Le Paralimpiadi hanno nell’autolesionismo degli atleti il loro più insidioso doping. Tecnicamente il fenomeno clinico associato si chiama disreflessia autonoma e il comitato paralimpico internazionale lo conosce da 20 anni. Materialmente gli atleti usano

ostruire il catetere, comprimere i testicoli, fratturarsi o applicare elettroscariche sui muscoli.
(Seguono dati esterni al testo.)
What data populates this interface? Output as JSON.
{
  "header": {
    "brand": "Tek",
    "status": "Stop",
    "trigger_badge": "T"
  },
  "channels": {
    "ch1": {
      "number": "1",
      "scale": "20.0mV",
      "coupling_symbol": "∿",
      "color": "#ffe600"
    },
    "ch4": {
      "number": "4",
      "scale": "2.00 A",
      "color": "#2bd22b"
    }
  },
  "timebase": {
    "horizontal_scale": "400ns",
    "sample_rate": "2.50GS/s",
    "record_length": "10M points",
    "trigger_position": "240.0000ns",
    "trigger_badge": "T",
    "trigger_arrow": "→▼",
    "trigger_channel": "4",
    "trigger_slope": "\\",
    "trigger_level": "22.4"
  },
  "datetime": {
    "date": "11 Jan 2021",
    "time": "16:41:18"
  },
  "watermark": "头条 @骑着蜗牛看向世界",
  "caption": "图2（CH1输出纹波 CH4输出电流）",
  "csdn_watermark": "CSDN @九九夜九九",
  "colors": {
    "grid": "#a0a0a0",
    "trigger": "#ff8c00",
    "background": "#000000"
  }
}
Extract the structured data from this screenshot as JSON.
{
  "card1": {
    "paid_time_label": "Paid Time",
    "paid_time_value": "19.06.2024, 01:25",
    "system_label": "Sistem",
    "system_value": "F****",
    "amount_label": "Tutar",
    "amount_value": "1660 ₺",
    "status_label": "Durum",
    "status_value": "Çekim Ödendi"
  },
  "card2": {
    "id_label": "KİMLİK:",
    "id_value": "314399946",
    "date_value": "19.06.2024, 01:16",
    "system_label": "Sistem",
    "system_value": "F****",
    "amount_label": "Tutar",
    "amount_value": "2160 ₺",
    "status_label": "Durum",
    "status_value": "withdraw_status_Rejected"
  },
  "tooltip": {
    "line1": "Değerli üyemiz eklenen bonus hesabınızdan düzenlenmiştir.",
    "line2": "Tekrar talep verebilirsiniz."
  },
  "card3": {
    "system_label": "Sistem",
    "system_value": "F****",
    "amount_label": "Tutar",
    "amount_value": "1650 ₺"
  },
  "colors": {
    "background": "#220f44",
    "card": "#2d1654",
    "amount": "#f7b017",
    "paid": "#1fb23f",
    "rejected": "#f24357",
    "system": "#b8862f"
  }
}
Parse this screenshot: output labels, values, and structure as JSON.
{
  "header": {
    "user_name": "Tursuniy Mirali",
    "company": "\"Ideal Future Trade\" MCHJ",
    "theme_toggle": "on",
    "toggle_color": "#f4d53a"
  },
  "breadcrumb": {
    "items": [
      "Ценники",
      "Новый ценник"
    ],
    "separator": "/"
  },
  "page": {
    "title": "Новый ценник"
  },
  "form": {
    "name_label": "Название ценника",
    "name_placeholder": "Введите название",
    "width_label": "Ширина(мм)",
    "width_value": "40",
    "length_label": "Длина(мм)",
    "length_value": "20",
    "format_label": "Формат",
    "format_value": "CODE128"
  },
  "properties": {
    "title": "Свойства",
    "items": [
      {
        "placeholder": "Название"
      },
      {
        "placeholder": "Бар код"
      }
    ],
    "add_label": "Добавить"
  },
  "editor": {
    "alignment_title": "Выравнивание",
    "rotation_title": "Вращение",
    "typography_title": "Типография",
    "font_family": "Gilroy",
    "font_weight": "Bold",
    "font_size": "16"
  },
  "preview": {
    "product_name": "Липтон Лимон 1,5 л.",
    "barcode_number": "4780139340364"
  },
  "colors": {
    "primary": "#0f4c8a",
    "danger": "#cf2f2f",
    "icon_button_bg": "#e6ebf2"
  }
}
Si ottiene l’aumento della pressione arteriosa, della frequenza cardiaca e dell’adrenalina nel sangue. Chi userà queste tecniche a Londra sarà squalificato. I controlli prevedono il controllo della pressione pre-gara nelle aree di riscaldamento. «È come il doping – ha detto il capodelegazione del team GB Craig Hunter – e diversi atleti sono pronti a barare». Nel corso di una ricerca effettuata sulle Paralimpiadi di Pechino un atleta su sei ha ammesso di usare tecniche per disreflessia, in particolare i midollolesi nei quali la pressione sanguigna non cresce allo stesso modo degli altri atleti. L’uso delle scariche elettriche, o di altre tecniche, può
indurre pericolosi picchi di pressione. I paralimpici sono sottoposti a programmi informativi sulla pericolosità del doping da “autolesionismo”.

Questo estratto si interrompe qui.